Kinh, lahir sebagai seorang wanita di Vietnam Utara, sehingga kurang diterima dalam keluarganya yang lebih mengharapkan seorang anakĀ lelaki. Ketika remaja sesuai tradisi Kinh dijodohkan dengan pria yang disukai orangtuanya. Kinh harus menerima kenyataan ini sebagai bentuk bakti.
Suatu waktu, ketika sedang menambal baju suaminya yang sobek, sang suami tertidur. Saat itu Kinh melihat kumis suaminya yang kurang rapi lalu hatinya tergerak untuk merapikan dengan menggunakan gunting.
Saat hendak merapikan, tiba-tiba suaminya terbangun, kaget dan berteriak ketakutan melihat Kinh memegang gunting. Malang, niat baik Kinh disalahpahami suami dan mertuanya sebagai kehendak untuk membunuh. Kemudian Kinh harus menerima ketidakadilan dengan diceraikan dan terusir dari rumah.
Sebagai wanita, Kinh tak bisa berbuat apa-apa selain menerima nasibnya. Menghadapi kenyataan ini, Kinh memutuskan pergi ke vihara dengan menyamar sebagai seorang lelaki, agar dapat diterima untuk menjalani proses pembinaan diri dengan bermeditasi.

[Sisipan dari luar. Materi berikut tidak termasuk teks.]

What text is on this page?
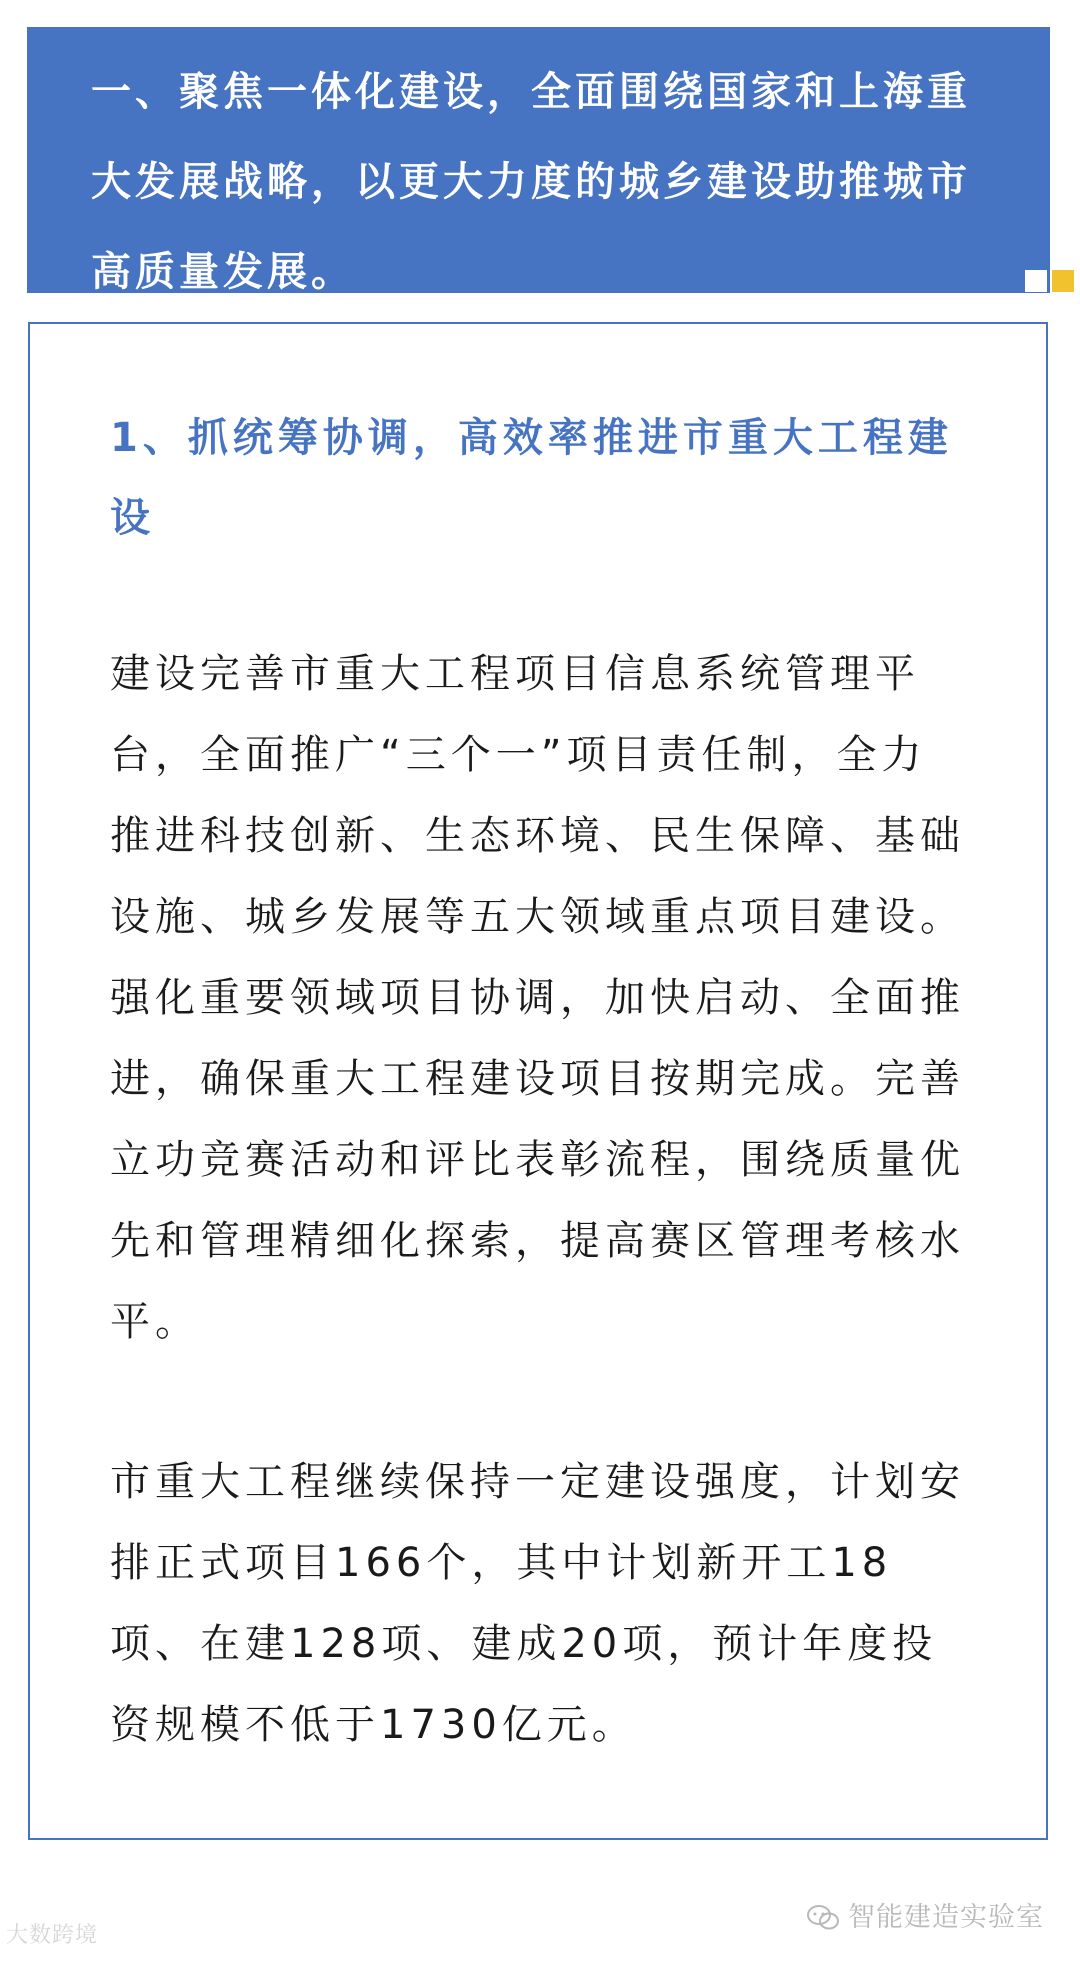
一、聚焦一体化建设，全面围绕国家和上海重大发展战略，以更大力度的城乡建设助推城市高质量发展。

1、抓统筹协调，高效率推进市重大工程建设

建设完善市重大工程项目信息系统管理平台，全面推广“三个一”项目责任制，全力推进科技创新、生态环境、民生保障、基础设施、城乡发展等五大领域重点项目建设。强化重要领域项目协调，加快启动、全面推进，确保重大工程建设项目按期完成。完善立功竞赛活动和评比表彰流程，围绕质量优先和管理精细化探索，提高赛区管理考核水平。

市重大工程继续保持一定建设强度，计划安排正式项目166个，其中计划新开工18项、在建128项、建成20项，预计年度投资规模不低于1730亿元。

大数跨境
智能建造实验室
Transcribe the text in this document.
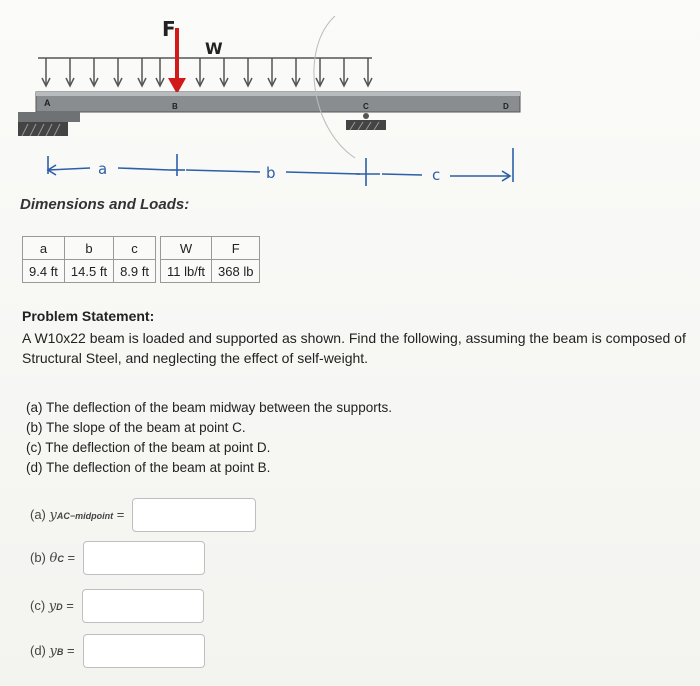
F
W
A	B	C	D
a	b	c
Dimensions and Loads:
a	b	c		W	F
9.4 ft	14.5 ft	8.9 ft		11 lb/ft	368 lb
Problem Statement:
A W10x22 beam is loaded and supported as shown. Find the following, assuming the beam is composed of Structural Steel, and neglecting the effect of self-weight.
(a) The deflection of the beam midway between the supports.
(b) The slope of the beam at point C.
(c) The deflection of the beam at point D.
(d) The deflection of the beam at point B.
(a) yAC−midpoint =
(b) θC =
(c) yD =
(d) yB =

Itulah sepenggal cerita dari Thich Nanh Hanh dalam ceramahnya yang berjudul 'Transcending Injustice' yang ditulis ulang Gede Prama dan saya sarikan kembali sebabĀ sangat kaya makna dan menginspirasi saya secara pribadi. Kita bebas memaknainya.
Bagi saya kisah itu begitu komplit sebagi cermin diri, karena di satu sisi saya pernah seperti nasib Kinh tapi di sisi lain saya juga menjadi penyebab apa yang harus dialami Kinh. Hidup memang bagaikan panggung sandiwara.
Kecurigaan yang Berlebihan
Sebuah niat baik, belum tentu akan disikapi dengan baik oleh yang menerima maupun yang melihat. Alih-alih diterima dengan baik dan berbalas terima kasih, yang ada malah dicurigai. Sikap curiga yang berlebihan yang menyebabkan semua ini.
Kecurigaan yang berlebihan ini lahir karena ketidakmampuan memberi ruang untuk berpikir baik dan bersikap bijak. Bisa jadi akibat pengalaman masa lalu. Tapi menyamaratakan semua kejadian dengan kecurigaan, maka akan lahir ketidakadilan.
Bisa jadi kita bersimpati dengan ketidakadilan yang dialami oleh Kinh karena kecurigaan berlebihan sehingga mengalami penderitaan. Tapi terkadang tanpa kita sadari justru kita yang menjadi pelaku atas ketidakadilan dengan kecurigaan kita yang berlebihan itu.
Bisa kita cermati, setiap hari kecurigaan merebak. Pintarnya kecurigaan dikemas dalam bentuk opini. Padahal opini tanpa data dan fakta tak lebih dari namanya mencurigai. Tapi itulah yang terjadi dengan mudahnya kita mencurigai setiap perilaku orang lain dengan asumsi apa yang dapat kita lihat dengan mata. Bahkan dari sekadar apa yang kita baca atau dengar.